Sunday, October 18, 2009

A Long And Twisted Trip Beyond Twisted River

So I was really, really excited when I got an advance copy of the new John Irving book through the Amazon Vine program. Too bad the book turned out to be a total dud. I think true Irving fans should give it a read just to see how Irving's work has changed, but I would not recommend this to the casual reader.

John Irving's "Last Night in Twisted River" begins in the mid 1950s in the isolated logging town of Twisted River. A cook and his son are about to be drawn into a series of events that will change their lives forever. After the events, the cook decides to take his son on the run, and the next 50 years of their lives are shrouded in tragedies related to the events of that one fateful night.

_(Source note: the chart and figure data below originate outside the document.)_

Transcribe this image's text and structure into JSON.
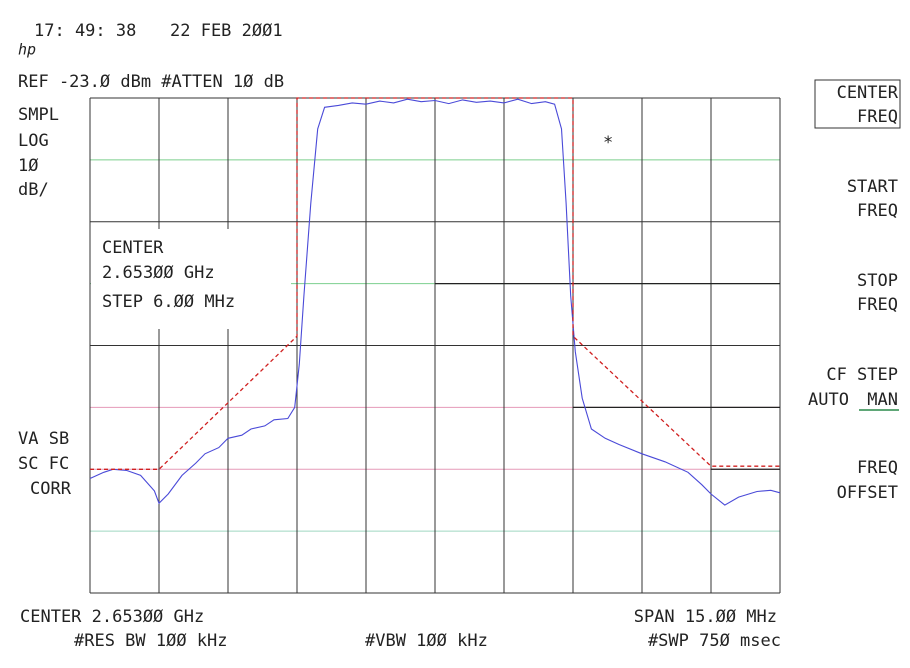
{
  "header": {
    "time": "17: 49: 38",
    "date": "22 FEB 2ØØ1",
    "logo": "hp",
    "ref": "REF -23.Ø dBm #ATTEN 1Ø dB"
  },
  "left_panel": {
    "detector": "SMPL",
    "scale": "LOG",
    "scale_value": "1Ø",
    "scale_unit": "dB/",
    "flags_1": "VA SB",
    "flags_2": "SC FC",
    "flags_3": "CORR"
  },
  "entry_box": {
    "label": "CENTER",
    "value": "2.653ØØ GHz",
    "step": "STEP 6.ØØ MHz"
  },
  "marker": "*",
  "footer": {
    "center": "CENTER 2.653ØØ GHz",
    "span": "SPAN 15.ØØ MHz",
    "rbw": "#RES BW 1ØØ kHz",
    "vbw": "#VBW 1ØØ kHz",
    "sweep": "#SWP 75Ø msec"
  },
  "softkeys": [
    {
      "line1": "CENTER",
      "line2": "FREQ"
    },
    {
      "line1": "START",
      "line2": "FREQ"
    },
    {
      "line1": "STOP",
      "line2": "FREQ"
    },
    {
      "line1": "CF STEP",
      "line2a": "AUTO",
      "line2b": "MAN"
    },
    {
      "line1": "FREQ",
      "line2": "OFFSET"
    }
  ],
  "chart_data": {
    "type": "line",
    "xlim": [
      2645.5,
      2660.5
    ],
    "ylim": [
      -103,
      -23
    ],
    "series": [
      {
        "color": "#4a4ad8",
        "dashed": false,
        "x": [
          2645.5,
          2645.8,
          2646.0,
          2646.3,
          2646.6,
          2646.9,
          2647.0,
          2647.2,
          2647.5,
          2647.8,
          2648.0,
          2648.3,
          2648.5,
          2648.8,
          2649.0,
          2649.3,
          2649.5,
          2649.8,
          2649.95,
          2650.05,
          2650.15,
          2650.3,
          2650.45,
          2650.6,
          2650.9,
          2651.2,
          2651.5,
          2651.8,
          2652.1,
          2652.4,
          2652.7,
          2653.0,
          2653.3,
          2653.6,
          2653.9,
          2654.2,
          2654.5,
          2654.8,
          2655.1,
          2655.4,
          2655.6,
          2655.75,
          2655.85,
          2655.95,
          2656.05,
          2656.2,
          2656.4,
          2656.7,
          2657.0,
          2657.5,
          2658.0,
          2658.5,
          2658.8,
          2659.0,
          2659.3,
          2659.6,
          2660.0,
          2660.3,
          2660.5
        ],
        "values": [
          -84.5,
          -83.5,
          -83.0,
          -83.2,
          -84.0,
          -86.5,
          -88.5,
          -87.0,
          -84.0,
          -82.0,
          -80.5,
          -79.5,
          -78.0,
          -77.5,
          -76.5,
          -76.0,
          -75.0,
          -74.8,
          -73.0,
          -66.0,
          -55.0,
          -40.0,
          -28.0,
          -24.5,
          -24.2,
          -23.8,
          -24.0,
          -23.5,
          -23.8,
          -23.2,
          -23.6,
          -23.4,
          -23.9,
          -23.3,
          -23.7,
          -23.5,
          -23.8,
          -23.2,
          -23.9,
          -23.6,
          -24.0,
          -28.0,
          -40.0,
          -55.0,
          -64.0,
          -71.5,
          -76.5,
          -78.0,
          -79.0,
          -80.5,
          -81.8,
          -83.5,
          -85.5,
          -87.0,
          -88.8,
          -87.5,
          -86.6,
          -86.4,
          -86.8
        ]
      },
      {
        "color": "#d02020",
        "dashed": true,
        "x": [
          2645.5,
          2647.0,
          2650.0,
          2650.0,
          2656.0,
          2656.0,
          2659.0,
          2660.5
        ],
        "values": [
          -83.0,
          -83.0,
          -61.5,
          -23.0,
          -23.0,
          -61.5,
          -82.5,
          -82.5
        ]
      }
    ]
  }
}
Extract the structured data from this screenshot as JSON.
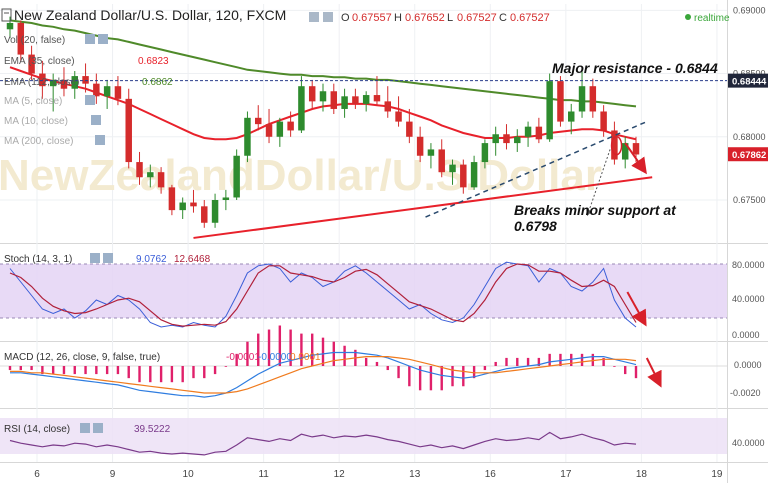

I felt like "Twisted River" was an apt title for this book--since as a reader I felt like I was being twisted and turned on a wild goose chase that lasted for 500 plus pages. The book was long, it was meandering, and it simply is not Irving at his best. The core of the story is simple--the cook makes a decision after a misunderstanding to save his son, and the two of them spend the remainder of the book running as a result. However, the book lingers on this point for too long, and I felt like the characters never grew beyond their actions. Also, the book is broken into segments set in each decade following the 1950s, but instead of focusing on the events happening in that decade, it typically jumps back to events that happened previously. This made it hard for me as a reader to follow the book, since I never knew exactly where in time I was. When coupled with the slow moving plot, this made the book almost unreadable in sections.

If you are an Irving fan, I would recommend that you read this book to see how his approach to writing has changed. If you are considering this as your first experience with Irving, I would suggest that you start instead with one of his classics, such as "A Prayer for Owen Meaney" or "The Cider House Rules".

Monday, October 12, 2009

Happy Birthday Ratskellar Reads!

So turns out today is a big day! Not just because I'm off work to celebrate Mr. Columbus, but because when I opened my calendar this morning I discovered that this little blog is officially 1 year old today!

When I started a year ago, I was turning to blogging more as a way to keep track of what I read for me than for anything else. Now, a year later, I think that blogging has turned into a great way for me to share my thoughts on books with my friends and family. I know many of you have asked me about books that I've reviewed, and a few of you have even read some of them! It's always nice to think that people are reading my reviews!

So to commemorate this day, a review of one of my favorite recent reads. I'm hoping that this anniversary will encourage me to post a bit more regularly (I'm still reading, I just am having a hard time updating!).

"Julie and Julia" is Julie Powell's memoir about the year she tried to cook all of Julia Child's recipes in "Mastering the Art of French Cooking" (MAoFC). Much like the movie with the same name, the book is as much about Julie's life--her marriage, her friendships, her thankless job--as it is about cooking. Unlike the movie, this book is really just about Julie, there is very little "real" Julia Child in this book. The only Julia in this book is the one in Julie's head, who almost like an imaginary friend, cheers Julie on as she make her way through MAoFC and helps her to discover an inner passion for cooking and how it brings people together.

I really enjoyed this book. I thought Julie was honest and funny about the challenges of being young and direction-less in modern urban America. I found it interesting to see how Julie used the project to discover a real passion in herself and to provide herself a purpose that ultimately led her to fulfilment (and an extra 15 pounds of butter weight!). That being said, I don't agree with everything that Julie said or did, and yes she could be a little self centered at times. But this is her memoir, so she has a right to share the world from her perspective.

If you are drawn to this book because you loved the movie--be warned, this Julie is a much more colorful (in both language and personality), well drawn character than the Julie in the movie, who in my opinion was sanitized into a typical romantic comedy heroine. Yes there are a lot of incidents that were in the movie that are also in the book. But the book is really about Julie and her life, not Julia Child. That being said, I loved both the book and the movie, but recognize them as two distinct works.

If you're interested in reading about how one woman found herself through the completion of an unreasonable project that most people would never even think of undertaking, this book is for you. It shows Julie's project as it was--with all of the messes, curses and challenges that it contained. If you go into the book knowing that, I don't think you'll be dissapointed.